I can’t speak to how they feel. My personal opinion is that to not acknowledge competition is ridiculous. I think competition is absolutely critical to the success of any business, whether you’re The Home Depot and Lowe’s, Walgreens and CVS, Coke and Pepsi, Hertz and Avis. When you look at it, it doesn’t matter what industry you’re in, it makes you better – it makes you work harder, it makes you pay more attention and it makes it exciting and fun. That’s how we feel about it. I don’t know how other people take it, but I think it’s absolutely critical for the fans, more than anything else, to have options.
Heading into your tenth anniversary celebration, and given all the changes that have been taking place on Impact leading into the new time and live format, how do you think all these changes will affect your standing against your bigger competitor? What other changes might you have planned to perhaps further elevate TNA to something close to WWE’s status?
Our thought is instead of trying to compete in the same form and format as our competitor, let’s compete in the same industry but let’s try to be different and unique and look at it through fresh eyes and try to present our product in a way we feel we can do that will be best for us. We feel that will give us a really strong competitive advantage. The thing I’m most proud of is wrestling matters. Wrestling matters to me, to us, it’s not a dirty word and it’s something we’re all very, very proud of. And we’re very excited about taking what we do best and presenting it in a unique way, pulling that curtain back and livening the focus of the real elements that go into our business. I think it’s going to be absolutely fascinating.
Since you will be starting an hour earlier than usual, do you plan on toning down any of the blood, violence and sexual innuendos that have become part of the show?
We do take all of those elements very seriously and try to present them in the right way. Too much blood means nothing, too much language means nothing. I think whatever happens has to have meaning and it’s got to make sense. And in our attempt to keep things as real as possible, some of that is going to [happen].
Is there any concern about not having any sort of filter for censorship in the live format?

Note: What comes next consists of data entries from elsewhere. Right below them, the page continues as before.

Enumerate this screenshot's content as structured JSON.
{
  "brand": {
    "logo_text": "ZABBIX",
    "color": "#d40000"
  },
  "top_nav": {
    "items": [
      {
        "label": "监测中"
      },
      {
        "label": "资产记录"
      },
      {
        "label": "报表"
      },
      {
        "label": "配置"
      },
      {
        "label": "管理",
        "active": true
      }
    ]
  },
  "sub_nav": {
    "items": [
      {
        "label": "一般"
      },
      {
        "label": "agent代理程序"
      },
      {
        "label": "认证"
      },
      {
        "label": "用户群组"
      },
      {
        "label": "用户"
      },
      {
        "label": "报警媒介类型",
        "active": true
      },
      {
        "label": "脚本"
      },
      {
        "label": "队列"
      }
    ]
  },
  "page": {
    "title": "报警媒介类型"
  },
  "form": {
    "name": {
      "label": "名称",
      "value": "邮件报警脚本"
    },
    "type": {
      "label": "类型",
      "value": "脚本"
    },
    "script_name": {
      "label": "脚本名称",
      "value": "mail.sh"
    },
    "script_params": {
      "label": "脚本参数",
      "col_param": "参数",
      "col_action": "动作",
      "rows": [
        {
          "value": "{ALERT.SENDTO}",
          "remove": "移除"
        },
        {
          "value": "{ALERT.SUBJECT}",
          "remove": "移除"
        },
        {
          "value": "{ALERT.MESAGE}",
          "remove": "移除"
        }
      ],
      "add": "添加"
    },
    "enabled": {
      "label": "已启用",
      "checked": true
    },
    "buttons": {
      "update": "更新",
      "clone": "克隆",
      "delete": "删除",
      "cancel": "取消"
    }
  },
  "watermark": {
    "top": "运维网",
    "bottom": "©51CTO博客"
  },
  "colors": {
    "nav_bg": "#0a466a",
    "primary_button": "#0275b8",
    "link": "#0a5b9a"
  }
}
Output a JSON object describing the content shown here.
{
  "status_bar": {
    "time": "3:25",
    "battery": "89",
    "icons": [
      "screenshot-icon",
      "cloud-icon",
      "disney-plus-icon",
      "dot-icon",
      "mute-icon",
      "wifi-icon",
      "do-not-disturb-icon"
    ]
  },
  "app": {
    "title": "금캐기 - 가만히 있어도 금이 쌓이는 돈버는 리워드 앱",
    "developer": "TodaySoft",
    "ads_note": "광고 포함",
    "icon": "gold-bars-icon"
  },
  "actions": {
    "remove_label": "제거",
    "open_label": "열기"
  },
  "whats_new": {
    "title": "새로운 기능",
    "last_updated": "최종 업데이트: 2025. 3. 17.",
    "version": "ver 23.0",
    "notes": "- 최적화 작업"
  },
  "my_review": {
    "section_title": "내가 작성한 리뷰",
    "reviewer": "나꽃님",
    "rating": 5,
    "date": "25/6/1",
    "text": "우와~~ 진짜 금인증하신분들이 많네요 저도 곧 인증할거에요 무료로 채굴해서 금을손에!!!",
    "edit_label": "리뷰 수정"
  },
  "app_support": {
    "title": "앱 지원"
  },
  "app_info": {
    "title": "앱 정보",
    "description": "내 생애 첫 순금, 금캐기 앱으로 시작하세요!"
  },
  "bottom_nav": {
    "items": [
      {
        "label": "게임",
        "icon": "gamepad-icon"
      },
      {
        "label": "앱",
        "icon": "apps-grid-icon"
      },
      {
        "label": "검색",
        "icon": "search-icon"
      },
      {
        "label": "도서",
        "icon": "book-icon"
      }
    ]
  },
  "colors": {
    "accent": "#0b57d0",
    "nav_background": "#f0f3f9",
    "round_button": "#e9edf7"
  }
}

Live TV is live TV. There’s always going to be some mistakes, but I think that’s what makes live TV so special. Since our last TV tapings two weeks ago, all of this has transpired. When I left that week, I didn’t know we were going to be able to go live, much less be going live May 31. This is happening at warp speed for us, but I know we’re ready and we’re going to do great. I’ve gotten more texts than I ever have before from the guys about how excited they are about going live. If an F-bomb is dropped, it’s going to be bleeped out. We have that ability and we will do so. But if you’re watching a sports show that’s taped there’s not the same desire or need to watch it in real time. DVRs are just making our lives completely different and one way for us to try and combat that is to present our show live. One challenge has been that two or three people can sit in our audience during our taped shows and give their opinion of it and tell exactly what order the show’s going to happen in. So if you’re reading that, you’re going to make a decision based upon potentially two or three people’s opinion of a show versus watching it live. You’re also going to know when things are going to happen, so you may think, “This isn’t going to happen until the middle of the show, I don’t need to tune in until the top of the hour.” This eliminates all that and I can tell you from what we are going to do in this format, you are not going to want to miss it. We’re not going to stay the same from week to week. We’re going to mix it up and we’re going to make it a real challenge not to tune in for the full two hours.